The command to generate the preprocess-fused symmetric INT8 quantized bmodel model is as follows:

$ model_deploy.py \
    --mlir mobilenet_v2.mlir \
    --quantize INT8 \
    --calibration_table mobilenet_v2_cali_table \
    --chip bm1684x \
    --test_input ../image/cat.jpg \
    --test_reference mobilenet_v2_top_outputs.npz \
    --tolerance 0.96,0.70 \
    --fuse_preprocess \
    --model mobilenet_v2_bm1684x_int8_sym_fuse_preprocess.bmodel

7.1.2. Deploy to CV18xx

The command to generate the preprocess-fused symmetric INT8 quantized cvimodel model are as follows:

$ model_deploy.py \
    --mlir mobilenet_v2.mlir \
    --quantize INT8 \
    --calibration_table mobilenet_v2_cali_table \
    --chip cv183x \
    --test_input ../image/cat.jpg \
    --test_reference mobilenet_v2_top_outputs.npz \
    --tolerance 0.96,0.70 \
    --fuse_preprocess \
    --customization_format RGB_PLANAR \
    --model mobilenet_v2_cv183x_int8_sym_fuse_preprocess.cvimodel

When the input data comes from the video post-processing module VPSS provided by CV18xx (for details on how to use VPSS for preprocessing, please refer to “CV18xx Media Software Development Reference”), data alignment is required (e.g., 32-bit aligned width). The command to generate the preprocessed-fused cvimodel model is as follows:

$ model_deploy.py \
    --mlir mobilenet_v2.mlir \
    --quantize INT8 \
    --calibration_table mobilenet_v2_cali_table \
    --chip cv183x \
    --test_input ../image/cat.jpg \
    --test_reference mobilenet_v2_top_outputs.npz \
    --tolerance 0.96,0.70 \
    --fuse_preprocess \
    --customization_format RGB_PLANAR \
    --aligned_input \
    --model mobilenet_v2_cv183x_int8_sym_fuse_preprocess_aligned.cvimodel

In the above command, aligned_input specifies the alignment that the model input needs to do.
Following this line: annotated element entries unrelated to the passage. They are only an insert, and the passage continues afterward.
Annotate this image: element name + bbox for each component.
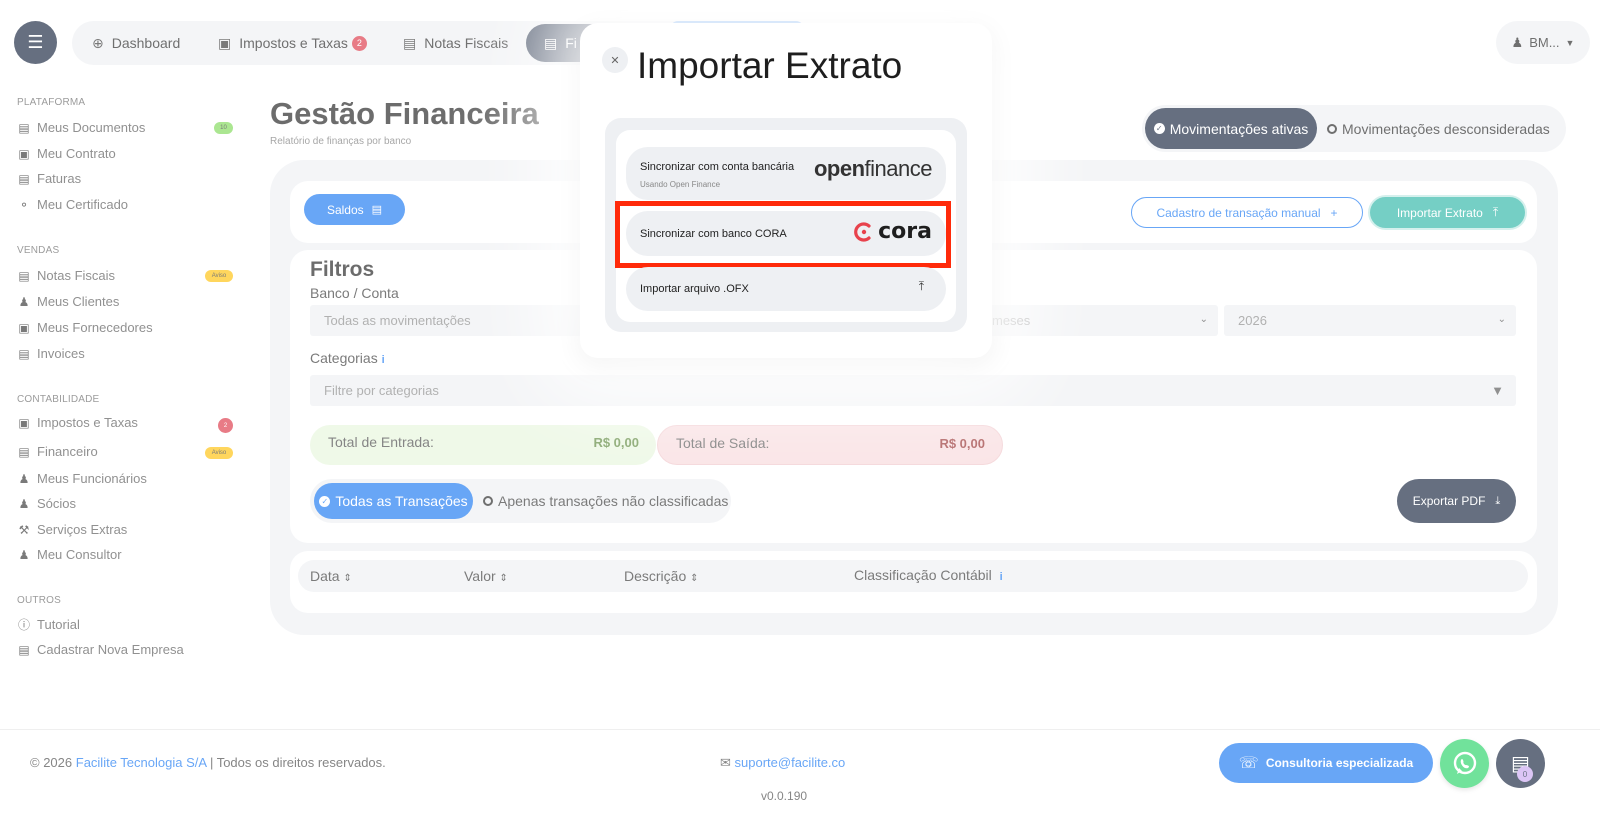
option-import-ofx[interactable]: Importar arquivo .OFX ⤒: [626, 267, 946, 311]
close-icon[interactable]: ✕: [602, 47, 628, 73]
upload-icon: ⤒: [918, 279, 924, 293]
modal-title: Importar Extrato: [637, 45, 903, 86]
cora-highlight-box: [615, 201, 951, 268]
option-open-finance[interactable]: Sincronizar com conta bancária Usando Op…: [626, 147, 946, 200]
openfinance-logo: openfinance: [813, 156, 933, 181]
It should be noted that both fuse_preprocess and aligned_input need to be done for input data in YUV format. The rest formats can do both or only one of the two operations. If you only do aligned_input operation, you need to set test_input to the preprocessed ${model_name}_in_f32.npz format, which is consistent with the setting in the chapter “Compile ONNX model”.